Interprettion of Gradient of $f(x,y)=x$

80 Views Asked by At

let $f: \mathbb R^2 \to \mathbb R,\ (x,y) \mapsto x$

now the graph of $f(x,y)=x$ looks like this:

the gradient is: $\nabla f(x,y) =\begin{pmatrix} 1 \\ 0 \end{pmatrix}$

I'm trying to get a proper understanding here. I always thought of the gradient at a specific point $(x_0,y_0)$ pointing in the direction of the steepest ascent.

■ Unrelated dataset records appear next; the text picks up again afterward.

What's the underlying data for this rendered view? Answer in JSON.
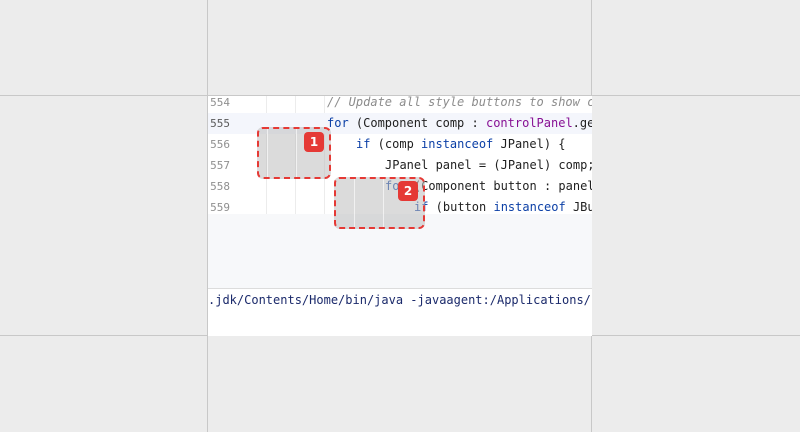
{
  "editor": {
    "lines": [
      {
        "number": "554",
        "comment": "// Update all style buttons to show c"
      },
      {
        "number": "555",
        "kw": "for",
        "a": " (Component comp : ",
        "field": "controlPanel",
        "b": ".ge"
      },
      {
        "number": "556",
        "kw": "if",
        "a": " (comp ",
        "kw2": "instanceof",
        "b": " JPanel) {"
      },
      {
        "number": "557",
        "text": "JPanel panel = (JPanel) comp;"
      },
      {
        "number": "558",
        "kw": "for",
        "a": " (Component button : panel"
      },
      {
        "number": "559",
        "kw": "if",
        "a": " (button ",
        "kw2": "instanceof",
        "b": " JBu"
      }
    ]
  },
  "console": {
    "command": ".jdk/Contents/Home/bin/java -javaagent:/Applications/I"
  },
  "highlights": [
    {
      "label": "1"
    },
    {
      "label": "2"
    }
  ]
}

I think I have a hard time grasping the sentence "in the direction of the steepest ascent". That's not literally a vector in 3D right? It'd be a vector on the x-y-plane right? So

enter image description here

So when thinking about the gradient, I shouldn't really think about the graph but the codomain? Because I can't really make sense of it otherwise.

2

There are 2 best solutions below

2
On BEST ANSWER

The gradient is a vector in 2D ($\nabla f=(\partial_x f, \partial_y f)$). Take a point $x$ in $\mathbb{R}^2$. Also take the vector $v:=\nabla f(x)/|\nabla f (x)|$. Then, among all points $x+u$, $u \in \mathbb{R}^2$, $|u|=1$, the (linearized) function $f$ has its maximum value at $x+v$.

That's what it means 'direction' (unitary vector) 'of steepest ascent' (such that if you move from $x$ according to this vector, the linearisation of $f$ has its maximum value).

So the gradient has to be 2D, as you sum it to $x$, a point in 2D, and since it is the collection of two derivatives.


With 'linearized $f$' I mean the function $g(y)=f(x)+\nabla f(x) \cdot (y-x)$, the best first order approximation of $f$ near $x$. Luckily for you, in your case, the linearization is the function itself. But say we had a more weird looking $f$.

We use this function since we are considering a local property of $f$, i.e. the 'instant' changing behaviour of $f$ at $x$, when moving towards some direction: if we looked at the change of $f$ (not $g$) at points at distance $1$ from $x$, we'd lose control of the local behaviour of $f$ near $x$, since $f$ can behave very differently at distant points. By looking at the linearized version, we're sure we are looking at something that resembles $f$ at our point of interest, and that retains that information also at distant points.

But why do we look at points at distance $1$ from $x$? Because this is how one defines a direction (a unitary vector), but also because if you allowed $y$ to be as distant as you want from $x$ you could get an ascent as big or as small as you want. So, we limit ourselves to unitary vectors to end up with a well posed question.

0
On

It is the direction of the steepest ascent defined in the function domain.

In other words, it tells you in which direcction your $(x,y)$ input has to move to make the image $f(x,y)$ bigger.